Friday, December 14, 2007

SAP's Shadow

One of my last lectures at TechEd was efficient upgrade management. The lecture was a fairly straight forward guide that covered many of the points we had already came across thru test upgrading. The course also went over the Shadow Instance and why it was introduced. The shadow instance has always puzzled me but this presentation "shed some light on it", so to speak =)

The main reason for the shadow instance was to reduce down time, plain and simple. When going to 4.7 and making the downtime-minimized selection you can nearly save 50% of the downtime over the resource-minimized strategy. For those shops that live and die by production uptime this was a huge boon. My puzzlement came from going with the resource-minimized selection.

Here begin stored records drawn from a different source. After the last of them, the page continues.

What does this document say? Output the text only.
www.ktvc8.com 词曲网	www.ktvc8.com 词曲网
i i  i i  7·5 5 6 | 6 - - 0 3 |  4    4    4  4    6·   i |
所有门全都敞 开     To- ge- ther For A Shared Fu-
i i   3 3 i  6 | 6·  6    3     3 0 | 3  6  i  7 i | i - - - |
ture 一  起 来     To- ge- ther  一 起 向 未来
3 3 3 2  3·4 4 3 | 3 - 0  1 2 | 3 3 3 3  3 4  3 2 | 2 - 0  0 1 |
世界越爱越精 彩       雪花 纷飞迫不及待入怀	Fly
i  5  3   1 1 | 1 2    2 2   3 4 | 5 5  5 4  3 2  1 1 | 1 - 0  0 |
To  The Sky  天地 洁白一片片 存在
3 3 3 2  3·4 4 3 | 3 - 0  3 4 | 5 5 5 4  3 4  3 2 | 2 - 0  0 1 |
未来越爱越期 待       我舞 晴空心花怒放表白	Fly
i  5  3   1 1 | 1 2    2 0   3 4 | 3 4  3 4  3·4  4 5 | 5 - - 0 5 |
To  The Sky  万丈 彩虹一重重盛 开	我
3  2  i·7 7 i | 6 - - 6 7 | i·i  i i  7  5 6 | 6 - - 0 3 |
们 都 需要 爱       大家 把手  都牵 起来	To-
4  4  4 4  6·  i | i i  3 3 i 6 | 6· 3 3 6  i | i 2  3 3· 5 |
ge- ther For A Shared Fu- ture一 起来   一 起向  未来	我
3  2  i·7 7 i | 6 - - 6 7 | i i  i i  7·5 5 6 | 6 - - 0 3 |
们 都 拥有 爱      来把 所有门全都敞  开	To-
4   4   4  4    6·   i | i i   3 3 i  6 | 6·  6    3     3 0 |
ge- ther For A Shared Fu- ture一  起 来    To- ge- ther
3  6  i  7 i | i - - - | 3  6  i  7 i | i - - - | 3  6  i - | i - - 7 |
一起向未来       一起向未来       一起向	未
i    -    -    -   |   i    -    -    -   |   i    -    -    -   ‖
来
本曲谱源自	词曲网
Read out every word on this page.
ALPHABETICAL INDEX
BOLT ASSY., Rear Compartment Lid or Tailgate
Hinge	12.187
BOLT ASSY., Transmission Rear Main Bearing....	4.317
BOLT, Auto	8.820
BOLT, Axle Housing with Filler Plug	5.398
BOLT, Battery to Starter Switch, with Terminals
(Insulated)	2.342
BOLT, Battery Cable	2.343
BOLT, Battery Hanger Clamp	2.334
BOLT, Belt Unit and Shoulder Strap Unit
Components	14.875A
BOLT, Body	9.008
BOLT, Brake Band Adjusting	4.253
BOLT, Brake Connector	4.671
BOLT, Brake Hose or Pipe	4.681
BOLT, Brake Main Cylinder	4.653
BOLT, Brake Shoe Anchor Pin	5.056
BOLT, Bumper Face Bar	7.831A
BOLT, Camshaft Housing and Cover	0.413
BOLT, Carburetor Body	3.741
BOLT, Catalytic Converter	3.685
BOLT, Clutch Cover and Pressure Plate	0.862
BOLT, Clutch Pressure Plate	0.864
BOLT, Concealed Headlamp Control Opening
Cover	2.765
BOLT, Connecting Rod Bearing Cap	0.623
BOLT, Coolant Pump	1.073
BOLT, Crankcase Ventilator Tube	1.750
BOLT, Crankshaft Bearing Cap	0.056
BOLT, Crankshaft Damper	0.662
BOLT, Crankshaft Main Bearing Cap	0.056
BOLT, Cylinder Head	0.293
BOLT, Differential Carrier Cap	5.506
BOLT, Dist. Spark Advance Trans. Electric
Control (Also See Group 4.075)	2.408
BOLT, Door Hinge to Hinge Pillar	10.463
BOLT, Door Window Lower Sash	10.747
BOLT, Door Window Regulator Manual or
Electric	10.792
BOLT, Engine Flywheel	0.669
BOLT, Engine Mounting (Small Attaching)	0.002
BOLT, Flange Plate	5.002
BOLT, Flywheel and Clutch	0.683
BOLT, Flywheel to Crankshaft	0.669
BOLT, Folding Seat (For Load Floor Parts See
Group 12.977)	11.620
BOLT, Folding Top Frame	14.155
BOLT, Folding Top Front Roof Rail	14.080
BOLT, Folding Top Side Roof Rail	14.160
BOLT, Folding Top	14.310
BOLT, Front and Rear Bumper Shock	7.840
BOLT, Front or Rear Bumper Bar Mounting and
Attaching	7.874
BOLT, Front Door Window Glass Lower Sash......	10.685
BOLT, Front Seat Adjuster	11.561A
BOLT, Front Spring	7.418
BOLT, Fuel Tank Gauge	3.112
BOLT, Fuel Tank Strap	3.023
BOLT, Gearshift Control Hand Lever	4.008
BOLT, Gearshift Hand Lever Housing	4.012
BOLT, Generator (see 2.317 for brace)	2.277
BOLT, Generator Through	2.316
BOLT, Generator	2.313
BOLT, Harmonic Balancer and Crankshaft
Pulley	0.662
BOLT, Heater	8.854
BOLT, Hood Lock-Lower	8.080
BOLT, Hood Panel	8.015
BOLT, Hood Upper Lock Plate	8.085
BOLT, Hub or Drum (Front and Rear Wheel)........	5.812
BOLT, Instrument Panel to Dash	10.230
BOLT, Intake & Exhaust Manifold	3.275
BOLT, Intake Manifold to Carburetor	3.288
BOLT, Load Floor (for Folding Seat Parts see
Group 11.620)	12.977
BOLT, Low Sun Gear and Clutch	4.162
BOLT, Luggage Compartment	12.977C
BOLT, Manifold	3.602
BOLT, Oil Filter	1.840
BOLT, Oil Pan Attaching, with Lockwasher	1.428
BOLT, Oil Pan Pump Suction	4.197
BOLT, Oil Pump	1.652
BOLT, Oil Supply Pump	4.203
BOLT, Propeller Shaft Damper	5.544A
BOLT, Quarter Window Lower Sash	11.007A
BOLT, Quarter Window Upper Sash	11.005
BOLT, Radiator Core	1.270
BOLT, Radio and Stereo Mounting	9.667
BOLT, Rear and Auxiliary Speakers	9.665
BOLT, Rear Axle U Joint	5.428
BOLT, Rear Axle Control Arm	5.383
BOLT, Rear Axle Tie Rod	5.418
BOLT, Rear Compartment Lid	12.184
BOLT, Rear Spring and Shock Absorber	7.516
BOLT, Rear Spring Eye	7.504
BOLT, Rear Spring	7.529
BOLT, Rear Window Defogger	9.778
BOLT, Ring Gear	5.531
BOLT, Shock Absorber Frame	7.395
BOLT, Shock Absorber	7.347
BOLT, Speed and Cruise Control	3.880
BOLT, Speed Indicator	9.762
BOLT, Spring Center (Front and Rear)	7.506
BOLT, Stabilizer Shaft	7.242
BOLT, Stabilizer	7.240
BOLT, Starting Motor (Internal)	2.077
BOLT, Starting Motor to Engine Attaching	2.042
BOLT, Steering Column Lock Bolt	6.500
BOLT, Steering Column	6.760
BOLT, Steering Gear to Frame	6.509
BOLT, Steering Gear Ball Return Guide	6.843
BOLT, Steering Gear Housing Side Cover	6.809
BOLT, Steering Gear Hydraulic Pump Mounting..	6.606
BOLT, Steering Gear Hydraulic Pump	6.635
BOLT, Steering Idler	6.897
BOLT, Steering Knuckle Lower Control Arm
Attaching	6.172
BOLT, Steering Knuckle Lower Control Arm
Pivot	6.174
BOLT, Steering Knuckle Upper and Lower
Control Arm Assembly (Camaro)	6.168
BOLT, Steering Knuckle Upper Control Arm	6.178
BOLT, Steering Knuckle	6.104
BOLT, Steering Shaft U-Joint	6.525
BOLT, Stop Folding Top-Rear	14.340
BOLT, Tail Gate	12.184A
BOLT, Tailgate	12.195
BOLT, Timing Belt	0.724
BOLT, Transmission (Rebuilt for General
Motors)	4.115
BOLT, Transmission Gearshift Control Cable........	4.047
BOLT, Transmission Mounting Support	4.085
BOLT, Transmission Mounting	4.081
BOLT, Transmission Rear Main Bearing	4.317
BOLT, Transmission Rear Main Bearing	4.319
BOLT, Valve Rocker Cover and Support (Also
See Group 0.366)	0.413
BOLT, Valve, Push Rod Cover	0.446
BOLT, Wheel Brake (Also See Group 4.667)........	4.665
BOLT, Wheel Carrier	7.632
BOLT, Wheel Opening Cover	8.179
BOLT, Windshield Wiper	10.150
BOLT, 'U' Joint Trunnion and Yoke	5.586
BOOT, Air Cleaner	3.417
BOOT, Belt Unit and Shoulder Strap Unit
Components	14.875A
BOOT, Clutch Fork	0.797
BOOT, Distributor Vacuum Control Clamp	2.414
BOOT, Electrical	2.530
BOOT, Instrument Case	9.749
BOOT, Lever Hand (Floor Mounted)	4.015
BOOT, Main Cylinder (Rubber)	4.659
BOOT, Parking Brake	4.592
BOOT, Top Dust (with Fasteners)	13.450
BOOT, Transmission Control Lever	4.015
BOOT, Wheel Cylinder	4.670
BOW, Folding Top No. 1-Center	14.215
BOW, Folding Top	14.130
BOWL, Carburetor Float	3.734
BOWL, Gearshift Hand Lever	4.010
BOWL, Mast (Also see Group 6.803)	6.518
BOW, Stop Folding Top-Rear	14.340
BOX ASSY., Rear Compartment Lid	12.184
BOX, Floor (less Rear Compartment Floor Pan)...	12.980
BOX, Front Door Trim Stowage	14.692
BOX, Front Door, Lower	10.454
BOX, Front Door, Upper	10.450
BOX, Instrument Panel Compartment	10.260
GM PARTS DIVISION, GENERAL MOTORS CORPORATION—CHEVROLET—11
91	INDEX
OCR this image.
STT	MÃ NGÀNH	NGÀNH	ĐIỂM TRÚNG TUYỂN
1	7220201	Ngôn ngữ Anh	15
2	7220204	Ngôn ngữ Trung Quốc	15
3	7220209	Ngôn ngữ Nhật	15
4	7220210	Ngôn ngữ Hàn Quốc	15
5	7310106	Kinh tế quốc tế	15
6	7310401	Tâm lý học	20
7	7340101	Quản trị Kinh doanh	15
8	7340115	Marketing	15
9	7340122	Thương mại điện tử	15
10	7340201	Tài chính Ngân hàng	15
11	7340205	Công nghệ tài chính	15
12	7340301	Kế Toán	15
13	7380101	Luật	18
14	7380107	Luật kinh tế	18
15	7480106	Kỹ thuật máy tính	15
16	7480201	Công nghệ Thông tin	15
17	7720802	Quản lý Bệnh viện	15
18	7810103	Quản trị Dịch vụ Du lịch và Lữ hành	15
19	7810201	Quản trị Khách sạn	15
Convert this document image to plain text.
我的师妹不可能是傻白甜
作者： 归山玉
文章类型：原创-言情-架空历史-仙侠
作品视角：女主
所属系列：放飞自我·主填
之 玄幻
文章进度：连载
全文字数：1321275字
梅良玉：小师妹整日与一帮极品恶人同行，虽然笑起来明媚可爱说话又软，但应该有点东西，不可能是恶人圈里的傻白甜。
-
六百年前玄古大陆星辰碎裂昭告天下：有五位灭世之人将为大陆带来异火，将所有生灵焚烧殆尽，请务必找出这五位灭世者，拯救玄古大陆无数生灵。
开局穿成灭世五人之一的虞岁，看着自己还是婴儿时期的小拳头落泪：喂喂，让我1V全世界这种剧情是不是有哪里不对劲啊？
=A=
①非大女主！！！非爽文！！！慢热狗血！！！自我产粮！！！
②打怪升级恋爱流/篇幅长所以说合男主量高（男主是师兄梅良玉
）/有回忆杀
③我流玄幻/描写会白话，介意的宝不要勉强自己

For us, we have to do a hop to 4.6C along with a skip, namely a ASCII conversion, before we can jump to 4.7. Luckily we have a week to work with (July 4th or Christmas), so downtime minimization doesn't buy us anything. Do we still have to use the shadow instance?

WHAT... You may ask yourself, why WOULDN'T we want to use such a great and marvelous invention!

Allow me to explain.

We've had problems in the past with the shadow instance starting. The first 4.7 upgrade we tried it took us a week of working with support to finally get it running. The second time wasn't as bad but it still gave us problems starting. Our solution, in both cases, was to patch nearly everything in the 6.20 kernel. Ok, NOT everything but still quite a bit and at certain times during the upgrade.

After this lecture, I now know the reason behind the shadow instance regardless of the strategy chosen. Within the 6.20 kernel, there are tools needed for the upgrade that just aren't in a 4.6C and lower system. The shadow instance, which is running on the 6.20 kernel, allows the upgrade to use these needed tools. Whether we need to reduced downtime or not, the shadow instance is an intergal part of SAP's 4.7 upgrade procedure.